Personal information
- Born: March 17, 1999 (age 27) Chandler, Arizona, U.S.
- Listed height: 5 ft 11 in (1.80 m)
- Listed weight: 140 lb (64 kg)

Career information
- High school: Basha High School (Chandler)
- College: Adams State (2017–2018); Gila River Hawks (2019);

= Becca Longo =

American football player (born 1999)

Rebecca Longo (born March 17, 1999) is an American football kicker who became the first woman to earn a college football scholarship to an NCAA school at the Division II level or higher when she signed a letter of intent with Adams State University. She attended Basha High School in Chandler, Arizona and started playing football competitively her sophomore year. In 2014, she was a junior varsity kicker at Queen Creek High in Arizona, but after transferring to Basha High she was forced to sit out her junior year.

In her final year of high school, she converted 35 extra points on 38 attempts and was successful on her lone field goal attempt of the season of 30 yards. She did not handle kickoff duties. She was listed as 5 foot 11 inches tall and 140 pounds.
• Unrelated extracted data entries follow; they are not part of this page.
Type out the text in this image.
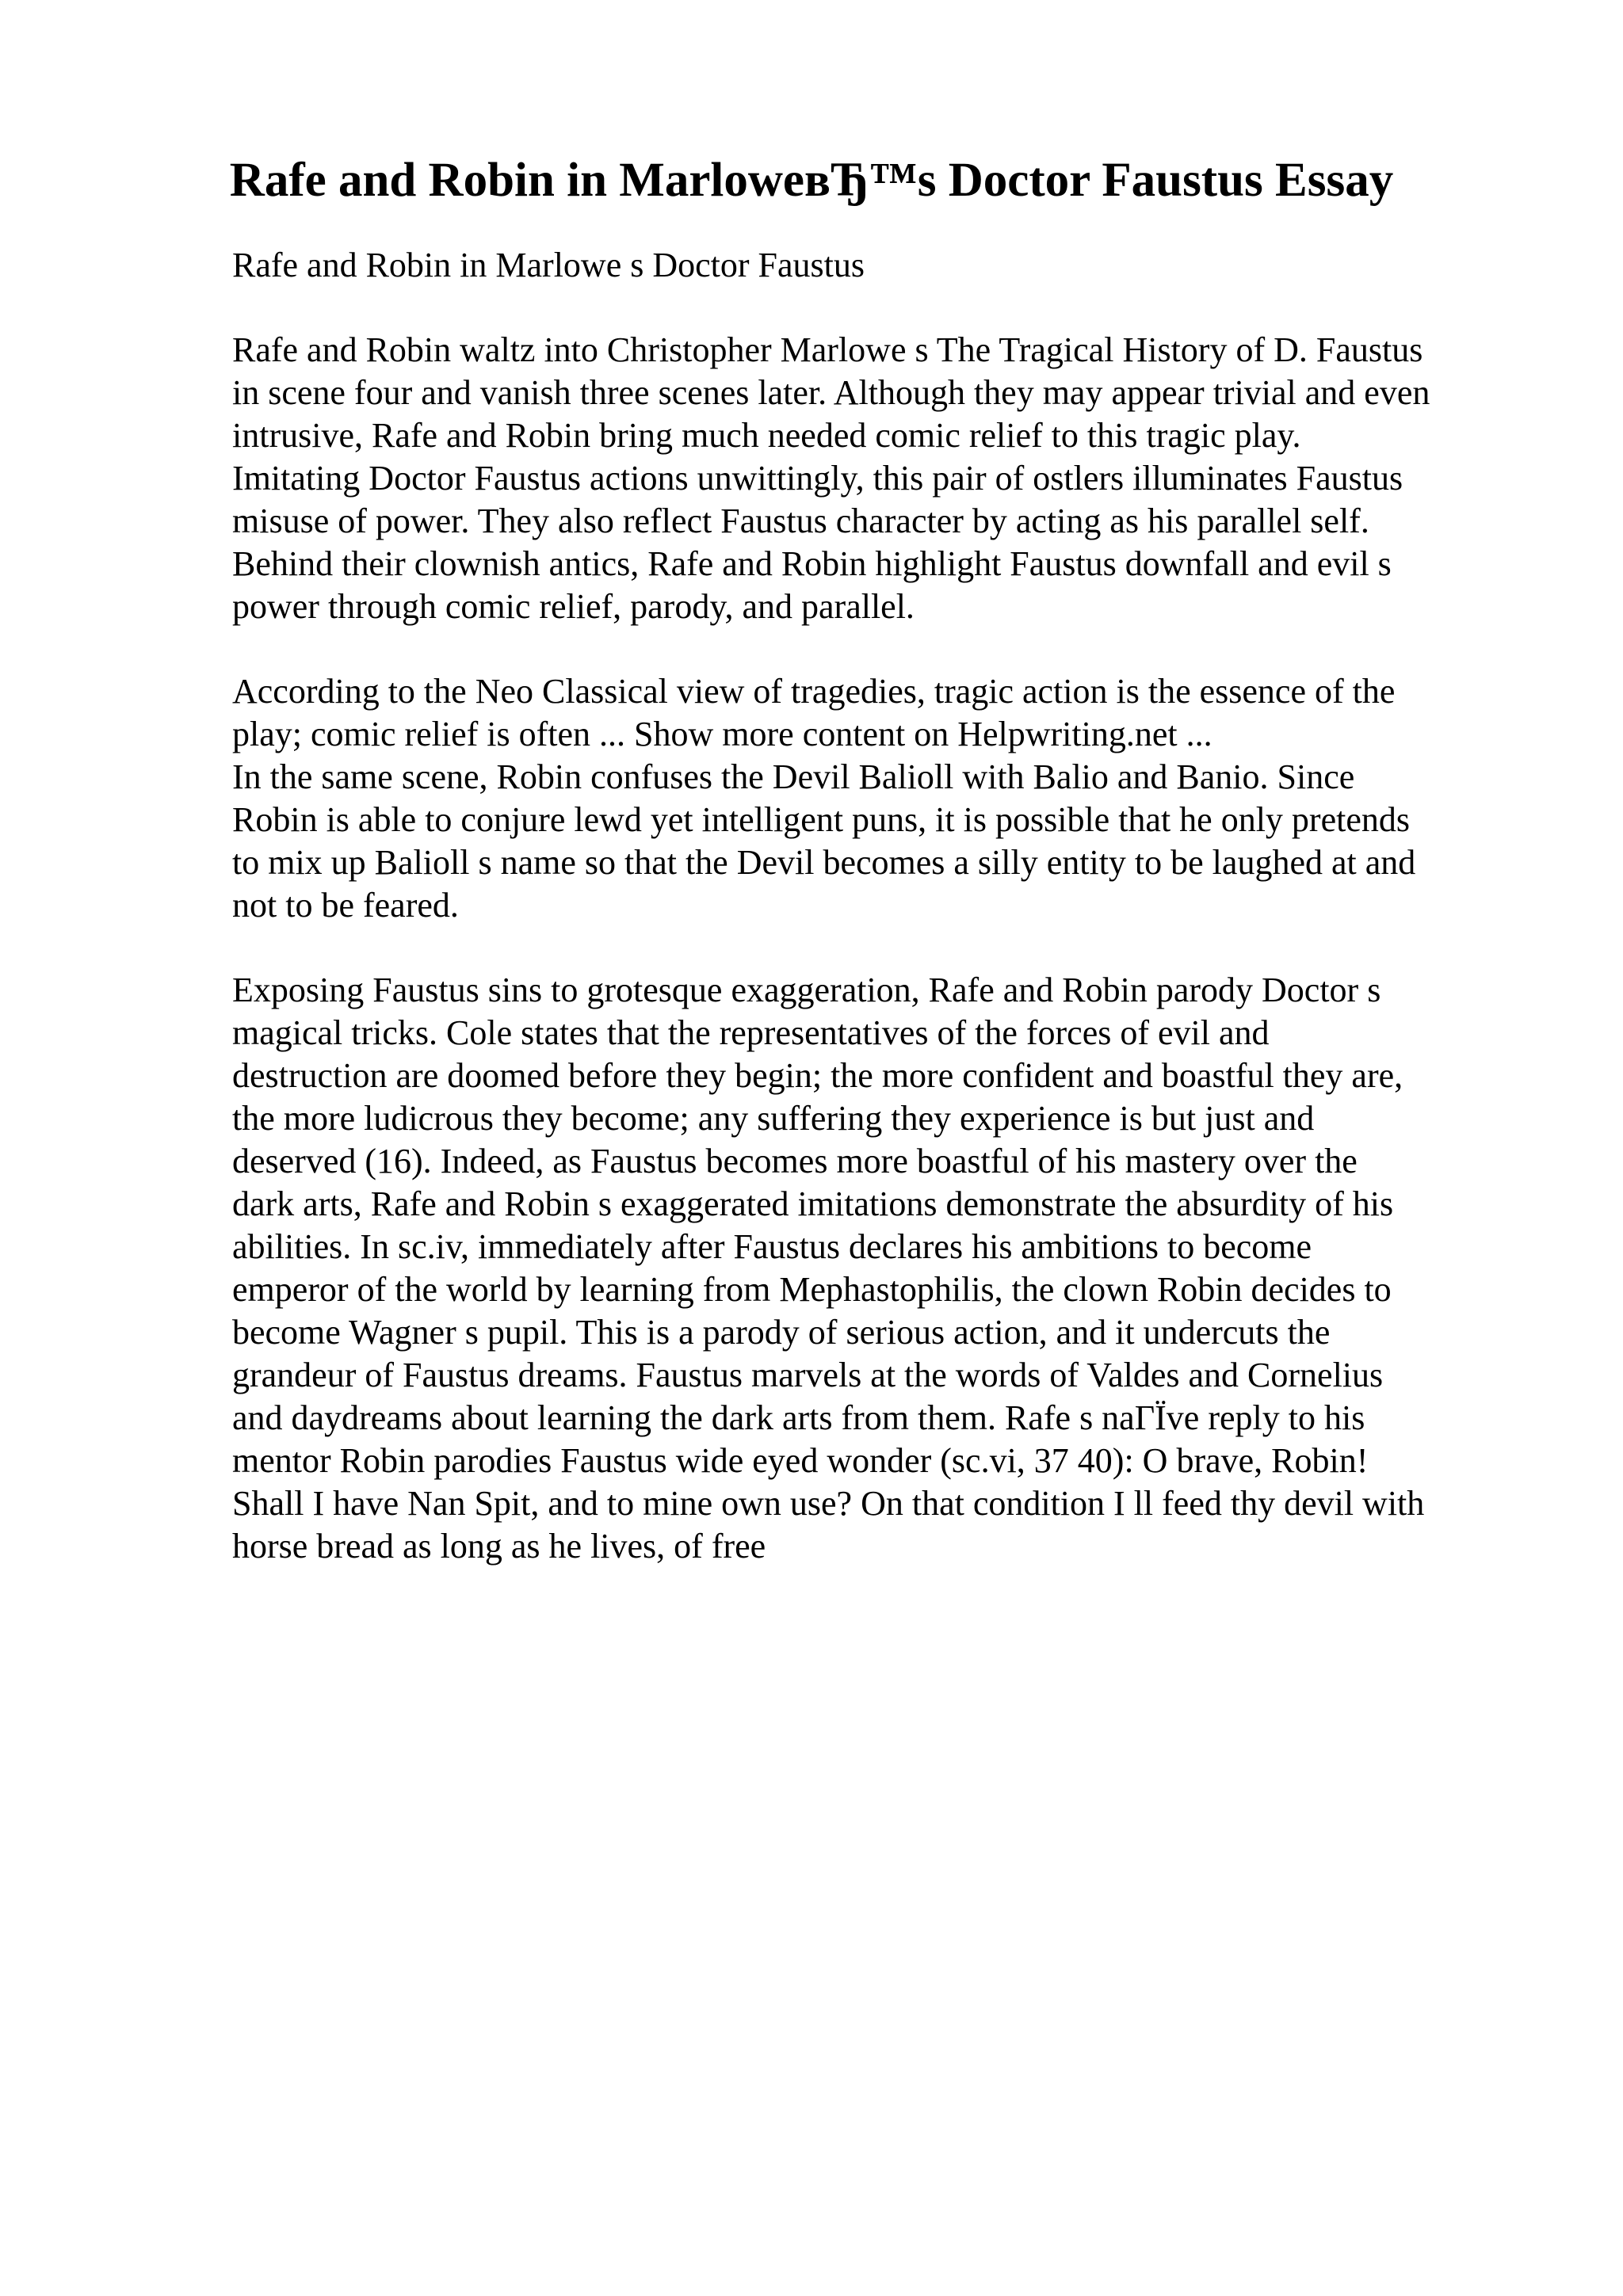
Rafe and Robin in MarloweвЂ™s Doctor Faustus Essay
Rafe and Robin in Marlowe s Doctor Faustus
Rafe and Robin waltz into Christopher Marlowe s The Tragical History of D. Faustus
in scene four and vanish three scenes later. Although they may appear trivial and even
intrusive, Rafe and Robin bring much needed comic relief to this tragic play.
Imitating Doctor Faustus actions unwittingly, this pair of ostlers illuminates Faustus
misuse of power. They also reflect Faustus character by acting as his parallel self.
Behind their clownish antics, Rafe and Robin highlight Faustus downfall and evil s
power through comic relief, parody, and parallel.
According to the Neo Classical view of tragedies, tragic action is the essence of the
play; comic relief is often ... Show more content on Helpwriting.net ...
In the same scene, Robin confuses the Devil Balioll with Balio and Banio. Since
Robin is able to conjure lewd yet intelligent puns, it is possible that he only pretends
to mix up Balioll s name so that the Devil becomes a silly entity to be laughed at and
not to be feared.
Exposing Faustus sins to grotesque exaggeration, Rafe and Robin parody Doctor s
magical tricks. Cole states that the representatives of the forces of evil and
destruction are doomed before they begin; the more confident and boastful they are,
the more ludicrous they become; any suffering they experience is but just and
deserved (16). Indeed, as Faustus becomes more boastful of his mastery over the
dark arts, Rafe and Robin s exaggerated imitations demonstrate the absurdity of his
abilities. In sc.iv, immediately after Faustus declares his ambitions to become
emperor of the world by learning from Mephastophilis, the clown Robin decides to
become Wagner s pupil. This is a parody of serious action, and it undercuts the
grandeur of Faustus dreams. Faustus marvels at the words of Valdes and Cornelius
and daydreams about learning the dark arts from them. Rafe s naГЇve reply to his
mentor Robin parodies Faustus wide eyed wonder (sc.vi, 37 40): O brave, Robin!
Shall I have Nan Spit, and to mine own use? On that condition I ll feed thy devil with
horse bread as long as he lives, of free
After a redshirt year, and an ankle injury during the 2018 season, Longo left Adams State without attempting a kick or playing a down in a game. She announced via her social media that she wished to "pursue other opportunities", presumably at other universities.

In September 2019, Longo announced that she had joined the Gila River Hawks of the newly formed Hohokam Junior College Athletic Conference. The 4-team conference, consisting of players from a local junior college, disbanded after one season.